According to Steve Conner of The Independent, there are approximately 7.1 billion people currently living on Earth, and researchers believe that this number could increase to about nine billion by 2050 and 25 billion by 2100. However, Conner noted that those estimates are based on current fertility rates, which are expected to decrease in the decades ahead.
Professor Bradshaw told Conner that the purpose of the study was to examine population numbers through the eyes of an ecologist evaluating the natural impact on animals in order to determine whether factors such as global pandemics or world wars could have a significant impact on population projections. What they found, the professor said, was that the size of the human population was so large that it “has its own momentum. It’s like a speeding car traveling at 150mph.
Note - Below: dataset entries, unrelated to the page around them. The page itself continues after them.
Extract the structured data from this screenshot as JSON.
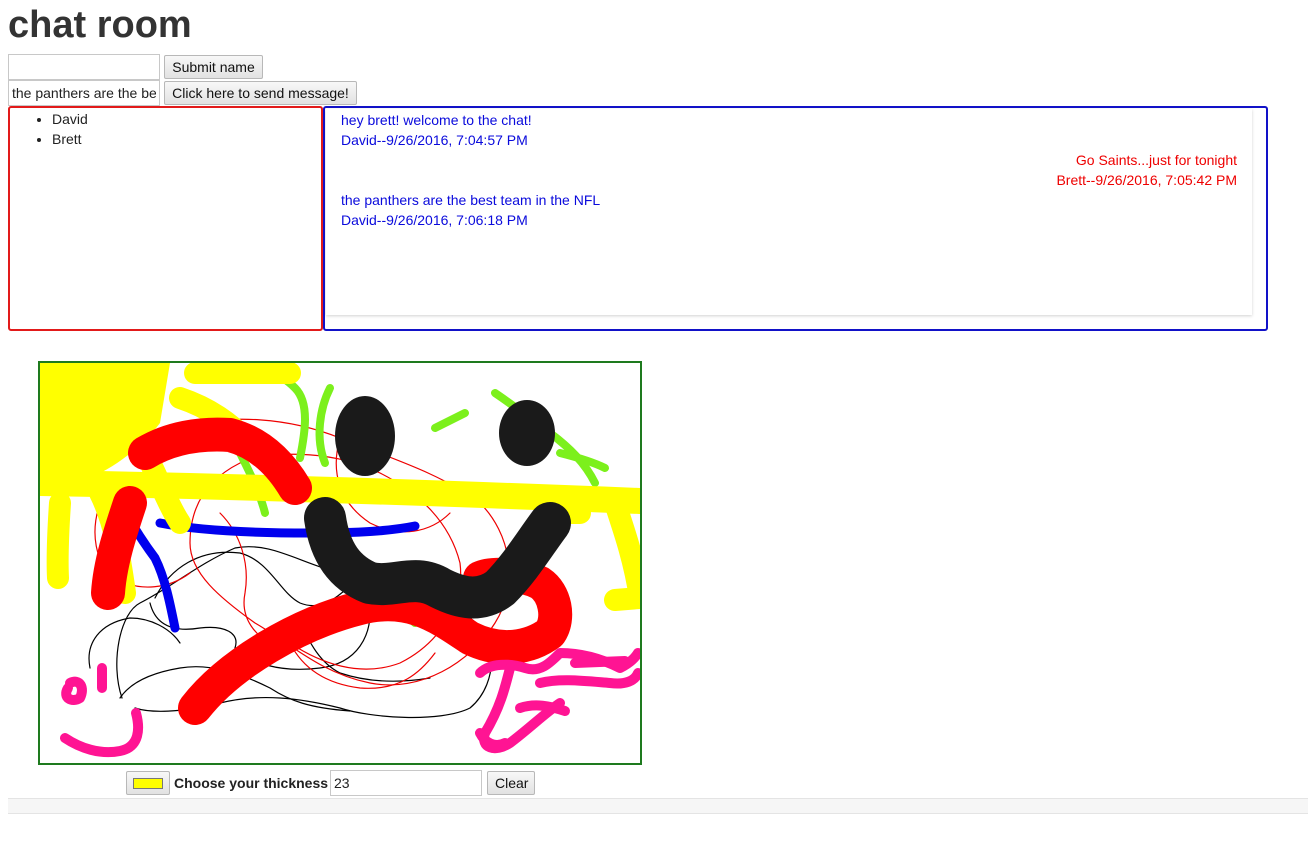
{
  "page": {
    "title": "chat room"
  },
  "name_form": {
    "name_value": "",
    "submit_label": "Submit name"
  },
  "message_form": {
    "message_value": "the panthers are the best team in the NFL",
    "send_label": "Click here to send message!"
  },
  "users": [
    "David",
    "Brett"
  ],
  "messages": [
    {
      "text": "hey brett! welcome to the chat!",
      "meta": "David--9/26/2016, 7:04:57 PM",
      "side": "left",
      "color": "#0a0adc"
    },
    {
      "text": "Go Saints...just for tonight",
      "meta": "Brett--9/26/2016, 7:05:42 PM",
      "side": "right",
      "color": "#ee0000"
    },
    {
      "text": "the panthers are the best team in the NFL",
      "meta": "David--9/26/2016, 7:06:18 PM",
      "side": "left",
      "color": "#0a0adc"
    }
  ],
  "drawing_tools": {
    "selected_color": "#ffff00",
    "thickness_label": "Choose your thickness",
    "thickness_value": "23",
    "clear_label": "Clear"
  },
  "colors": {
    "users_border": "#e21a1a",
    "chat_border": "#1212c8",
    "canvas_border": "#1e7a1e",
    "stroke_colors": [
      "#ffff00",
      "#ff0000",
      "#000000",
      "#1a1a1a",
      "#0000ee",
      "#7cf01c",
      "#ff1493"
    ]
  }
}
You can slam on the brakes but it still takes time to stop.”
With such a large percentage of the historic global population currently living and using the planet’s resources, the impact on the environment is larger than ever before, according to BBC News environmental correspondent Matt McGrath. Consumption rates are increasing, and it is expected that deforestation for agricultural purposes, urbanization, the pressure on species, pollution and climate change are expected to increase in the years ahead, even as per-capita fertility decreases.
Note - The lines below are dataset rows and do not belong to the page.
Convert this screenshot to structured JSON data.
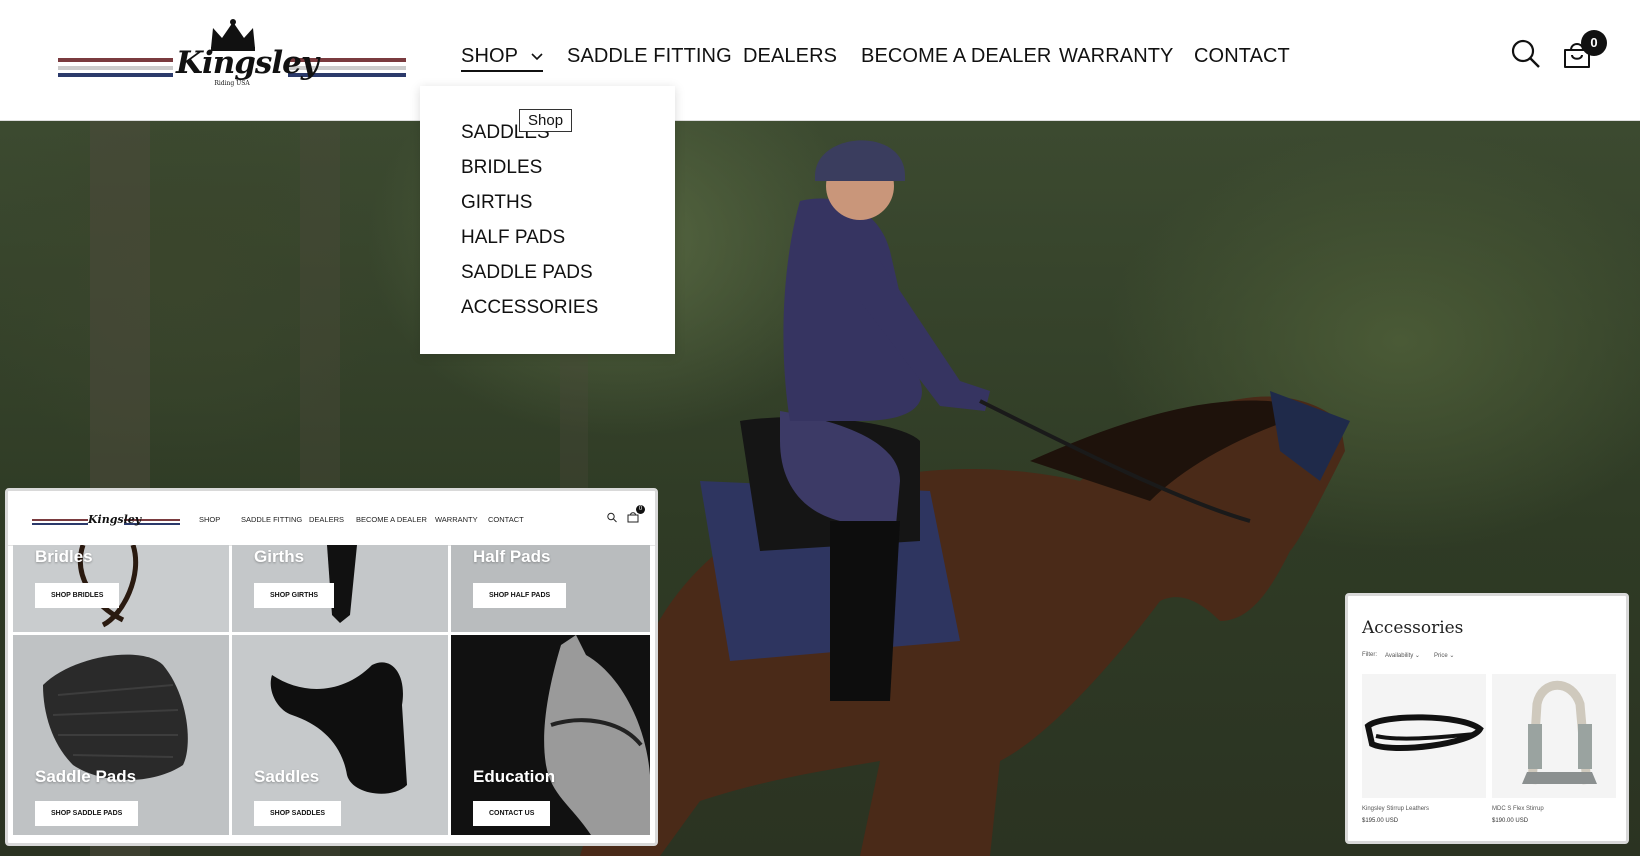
{
  "brand": {
    "name": "Kingsley",
    "tagline": "Riding USA",
    "stripe_red": "#7a3b3f",
    "stripe_blue": "#2b3a6b"
  },
  "nav": {
    "items": [
      {
        "label": "SHOP",
        "active": true,
        "has_dropdown": true
      },
      {
        "label": "SADDLE FITTING"
      },
      {
        "label": "DEALERS"
      },
      {
        "label": "BECOME A DEALER"
      },
      {
        "label": "WARRANTY"
      },
      {
        "label": "CONTACT"
      }
    ],
    "search_icon": "search-icon",
    "cart_icon": "bag-icon",
    "cart_count": "0"
  },
  "dropdown": {
    "items": [
      "SADDLES",
      "BRIDLES",
      "GIRTHS",
      "HALF PADS",
      "SADDLE PADS",
      "ACCESSORIES"
    ]
  },
  "tooltip": "Shop",
  "thumb_left": {
    "nav": [
      "SHOP",
      "SADDLE FITTING",
      "DEALERS",
      "BECOME A DEALER",
      "WARRANTY",
      "CONTACT"
    ],
    "cart_count": "0",
    "tiles": [
      {
        "title": "Bridles",
        "button": "SHOP BRIDLES"
      },
      {
        "title": "Girths",
        "button": "SHOP GIRTHS"
      },
      {
        "title": "Half Pads",
        "button": "SHOP HALF PADS"
      },
      {
        "title": "Saddle Pads",
        "button": "SHOP SADDLE PADS"
      },
      {
        "title": "Saddles",
        "button": "SHOP SADDLES"
      },
      {
        "title": "Education",
        "button": "CONTACT US"
      }
    ]
  },
  "thumb_right": {
    "title": "Accessories",
    "filter_label": "Filter:",
    "availability": "Availability",
    "price": "Price",
    "products": [
      {
        "name": "Kingsley Stirrup Leathers",
        "price": "$195.00 USD"
      },
      {
        "name": "MDC S Flex Stirrup",
        "price": "$190.00 USD"
      }
    ]
  }
}
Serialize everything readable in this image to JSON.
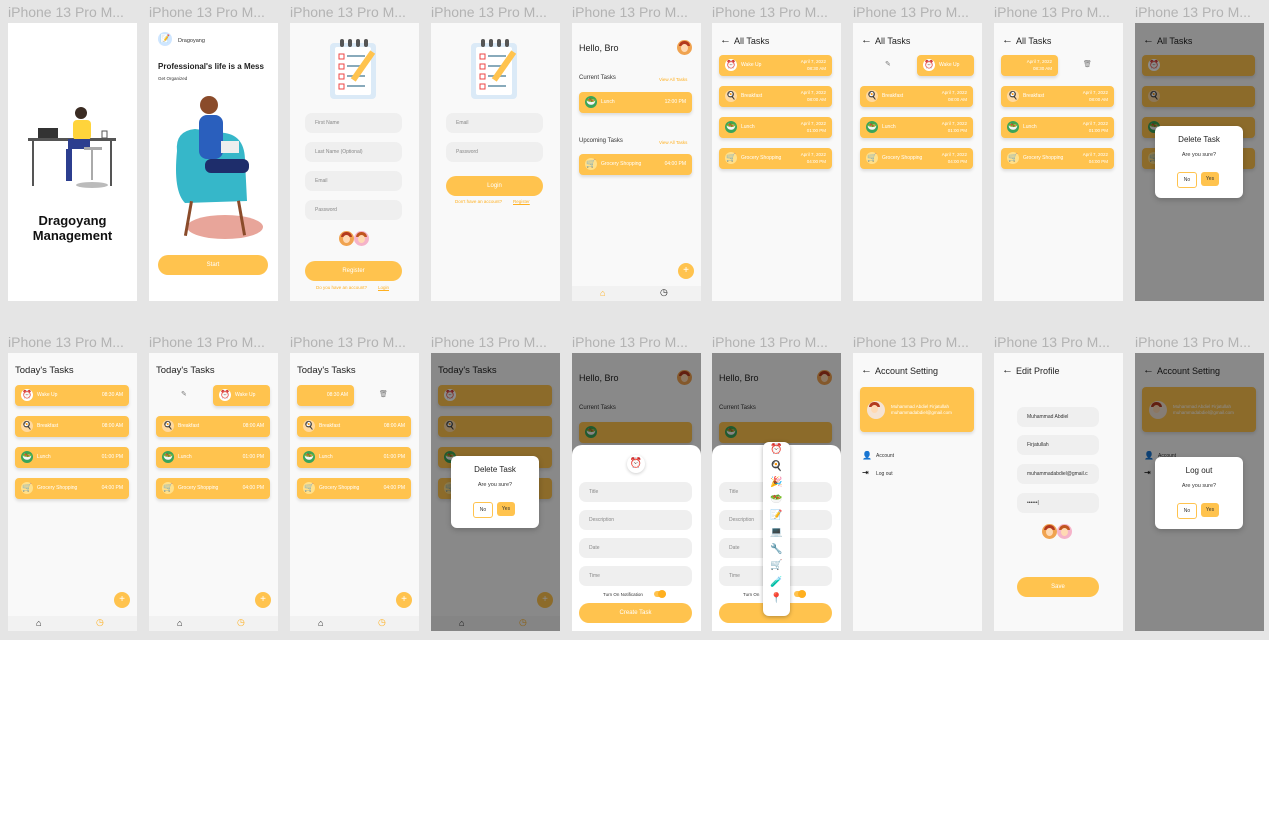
{
  "frame_label": "iPhone 13 Pro M...",
  "splash": {
    "title_line1": "Dragoyang",
    "title_line2": "Management"
  },
  "onboard": {
    "app_name": "Dragoyang",
    "headline": "Professional's life is a Mess",
    "subline": "Get Organized",
    "start_label": "Start"
  },
  "register": {
    "first_name": "First Name",
    "last_name": "Last Name (Optional)",
    "email": "Email",
    "password": "Password",
    "button": "Register",
    "prompt": "Do you have an account?",
    "login_link": "Login"
  },
  "login": {
    "email": "Email",
    "password": "Password",
    "button": "Login",
    "prompt": "Don't have an account?",
    "register_link": "Register"
  },
  "home": {
    "greeting": "Hello, Bro",
    "current_tasks": "Current Tasks",
    "upcoming_tasks": "Upcoming Tasks",
    "view_all": "View All Tasks",
    "current": {
      "name": "Lunch",
      "time": "12:00 PM"
    },
    "upcoming": {
      "name": "Grocery Shopping",
      "time": "04:00 PM"
    }
  },
  "all_tasks": {
    "title": "All Tasks",
    "tasks": [
      {
        "name": "Wake Up",
        "date": "April 7, 2022",
        "time": "08:30 AM"
      },
      {
        "name": "Breakfast",
        "date": "April 7, 2022",
        "time": "08:00 AM"
      },
      {
        "name": "Lunch",
        "date": "April 7, 2022",
        "time": "01:00 PM"
      },
      {
        "name": "Grocery Shopping",
        "date": "April 7, 2022",
        "time": "04:00 PM"
      }
    ]
  },
  "today": {
    "title": "Today's Tasks",
    "tasks": [
      {
        "name": "Wake Up",
        "time": "08:30 AM"
      },
      {
        "name": "Breakfast",
        "time": "08:00 AM"
      },
      {
        "name": "Lunch",
        "time": "01:00 PM"
      },
      {
        "name": "Grocery Shopping",
        "time": "04:00 PM"
      }
    ]
  },
  "delete_dialog": {
    "title": "Delete Task",
    "question": "Are you sure?",
    "no": "No",
    "yes": "Yes"
  },
  "create_task": {
    "title": "Title",
    "description": "Description",
    "date": "Date",
    "time": "Time",
    "notification": "Turn On Notification",
    "button": "Create Task",
    "notification_short": "Turn On"
  },
  "account": {
    "title": "Account Setting",
    "name": "Muhammad Abdiel Firjatullah",
    "email": "muhammadabdiel@gmail.com",
    "menu_account": "Account",
    "menu_logout": "Log out"
  },
  "edit_profile": {
    "title": "Edit Profile",
    "first": "Muhammad Abdiel",
    "last": "Firjatullah",
    "email": "muhammadabdiel@gmail.c",
    "password": "••••••|",
    "save": "Save"
  },
  "logout_dialog": {
    "title": "Log out",
    "question": "Are you sure?",
    "no": "No",
    "yes": "Yes"
  },
  "colors": {
    "accent": "#ffc34e",
    "canvas": "#e5e5e5"
  },
  "icons": [
    "clock-icon",
    "breakfast-icon",
    "lunch-icon",
    "cart-icon",
    "home-icon",
    "history-icon",
    "back-arrow-icon",
    "pencil-icon",
    "trash-icon",
    "person-icon",
    "logout-icon",
    "plus-icon"
  ]
}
The University of Adelaide researchers constructed nine different scenarios from population change through 2100 using World Health Organization (WHO) and US Census Bureau data, McGrath said. They also devised catastrophic scenarios to examine the impact of climate disruption, wars, pandemics and even population control limits, and found that there was no “short-term fix” to curb the population and its impact on the planet, he added.
“We were surprised that a five-year WWIII scenario mimicking the same proportion of people killed in the First and Second World Wars combined, barely registered a blip on the human population trajectory this century," said Brook, who was Chair of Climate Change at the Environment Institute during the study and is currently Professor of Environmental Sustainability at the University of Tasmania.
“Often when I give public lectures about policies to address global change, someone will claim that we are ignoring the 'elephant in the room' of human population size,” he continued. “Yet, as our models show clearly, while there needs to be more policy discussion on this issue, the current inexorable momentum of the global human population precludes any demographic 'quick fixes' to our sustainability problems.”
“Our work reveals that effective family planning and reproduction education worldwide have great potential to constrain the size of the human population and alleviate pressure on resource availability over the longer term. Our great-great-great-great grandchildren might ultimately benefit from such planning, but people alive today will not,” the professor concluded.